There are exceptional cases in which a country lives at the expense of another. Generally, however, production surpasses consumption and nations become more prosperous over time. It is therefore illogical to say that a nation is ‘going into debt’. Public debts are an absurdity.
When a country is increasingly prosperous, its citizens must certainly benefit. Social Credit recognizes this when it advocates a Dividend to all instead of debts and taxes to everyone.
The present financial system is vulnerable to inflation. Inflation means that prices increase.
As money is only created when a loan is issued, thereby creating a debt, it is essential that ways be found to extract from the purchasing public more money than was initially put into circulation, in order to repay the original debt plus the interest on the debt. Taxes are added to prices which serve to diminish purchasing power. Prices are increased all the way down in the productive process because not only the money to pay for manufactured goods must be recouped, but also the interest on loans must be conjured.
Social Credit would suppress this cancer, this ‘tumor on prices’, since production results in an increase in wealth, and not in an increase in indebtedness.

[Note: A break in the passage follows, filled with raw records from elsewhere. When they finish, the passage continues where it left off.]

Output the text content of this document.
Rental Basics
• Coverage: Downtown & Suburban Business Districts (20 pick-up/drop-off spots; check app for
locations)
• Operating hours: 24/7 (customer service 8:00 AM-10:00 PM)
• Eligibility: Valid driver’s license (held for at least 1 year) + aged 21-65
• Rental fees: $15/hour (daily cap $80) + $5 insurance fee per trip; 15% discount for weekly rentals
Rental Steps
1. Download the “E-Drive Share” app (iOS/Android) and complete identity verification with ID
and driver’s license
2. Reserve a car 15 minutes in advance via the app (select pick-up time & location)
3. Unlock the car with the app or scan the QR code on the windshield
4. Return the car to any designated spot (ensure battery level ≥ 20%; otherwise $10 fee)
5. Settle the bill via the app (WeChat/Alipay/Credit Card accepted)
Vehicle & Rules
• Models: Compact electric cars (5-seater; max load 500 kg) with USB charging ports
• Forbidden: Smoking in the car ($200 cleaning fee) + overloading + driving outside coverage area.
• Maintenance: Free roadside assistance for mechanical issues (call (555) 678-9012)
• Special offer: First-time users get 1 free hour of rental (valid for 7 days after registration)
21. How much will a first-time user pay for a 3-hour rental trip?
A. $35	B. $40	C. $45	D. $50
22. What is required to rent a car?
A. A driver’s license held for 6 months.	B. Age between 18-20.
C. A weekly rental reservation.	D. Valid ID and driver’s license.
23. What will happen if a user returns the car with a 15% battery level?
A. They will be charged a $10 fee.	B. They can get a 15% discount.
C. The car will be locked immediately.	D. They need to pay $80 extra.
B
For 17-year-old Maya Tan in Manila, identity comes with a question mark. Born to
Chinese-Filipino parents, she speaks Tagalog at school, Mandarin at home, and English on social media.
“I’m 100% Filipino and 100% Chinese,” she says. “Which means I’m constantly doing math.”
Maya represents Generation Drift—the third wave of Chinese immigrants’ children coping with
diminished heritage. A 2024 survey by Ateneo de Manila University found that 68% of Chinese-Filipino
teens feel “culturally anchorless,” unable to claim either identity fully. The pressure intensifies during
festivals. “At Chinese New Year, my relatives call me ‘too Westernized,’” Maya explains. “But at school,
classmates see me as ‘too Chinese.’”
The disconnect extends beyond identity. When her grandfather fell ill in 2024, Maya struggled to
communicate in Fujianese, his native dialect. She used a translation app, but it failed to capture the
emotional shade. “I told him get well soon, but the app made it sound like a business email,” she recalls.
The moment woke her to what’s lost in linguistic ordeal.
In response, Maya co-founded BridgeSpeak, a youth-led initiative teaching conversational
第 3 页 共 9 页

Prices paid by purchasers would be lowered. The basis for this feature is that the community must only pay for what is consumed; not for all that is produced.
For example, if the consumption of the entire population was only equal to three-quarters of that which was produced, purchasers would only pay three-quarters of the accounting prices. The National Credit Office would take responsibility for financially compensating producers so that their entire price was paid.
This means that the amounts included in prices, but which have not reached the hands of the public, or have been placed either in savings or investment rather than toward the purchase of the production, would be replaced or compensated by the National Credit Office to the benefit of consumers. This system would prevent the accumulation of products in the face of a population’s unmet needs. Additionally, the mechanism would reduce prices and therefore eliminate any inflationary pressure.
The periodic Dividend distributed to each person in the nation is a central Social Credit feature. It, too, conforms with economic realities.
The abundance of modern production is increasingly the result of applied science, inventions and improvements in production techniques. These factors constitute a community good: a heritage increased and transmitted from one generation to the next. Modern production is less and less the result of the labour of one individual.
Expecting to distribute the ample production by way of the wages of human labour is therefore contrary to the facts. It is impossible. The money distributed as recompense for work will never buy the products whose prices contain other elements.
Seeking salary increases when labour input decreases (as in modern day production) changes the meaning of the word, ‘salary’. In these cases, salary increases include what should rightly be distributed as the Dividend (as the Dividend represents the fruits of progress rather than labour). The fallout is that the portion of the salary increase that should have been calculated as a Dividend is downloaded into prices, when its distribution as a Dividend would not have had this result.
Social Credit would distribute the Dividend to each person directly without a cost to industry. It would truly raise purchasing power.
In addition to recognizing the productive community capital we described earlier, the Social Dividend would at the same time satisfy papal teaching. Pope Pius XII stated: “Earth and its riches were created for all men.” This teaching is ignored by the present financial system with its method of distributing purchasing power.
Social Credit would thus apportion the gifts of nature and the goods of industry to the benefit of ‘all men’. Instead, the present system leaves the task to the taxation system, which is rife with graft and does not cure the disease.
From birth to death, the Dividend would represent a ‘fair share’ which would be distributed to each and every person. This share would be sufficient to at least ensure what is necessary for life.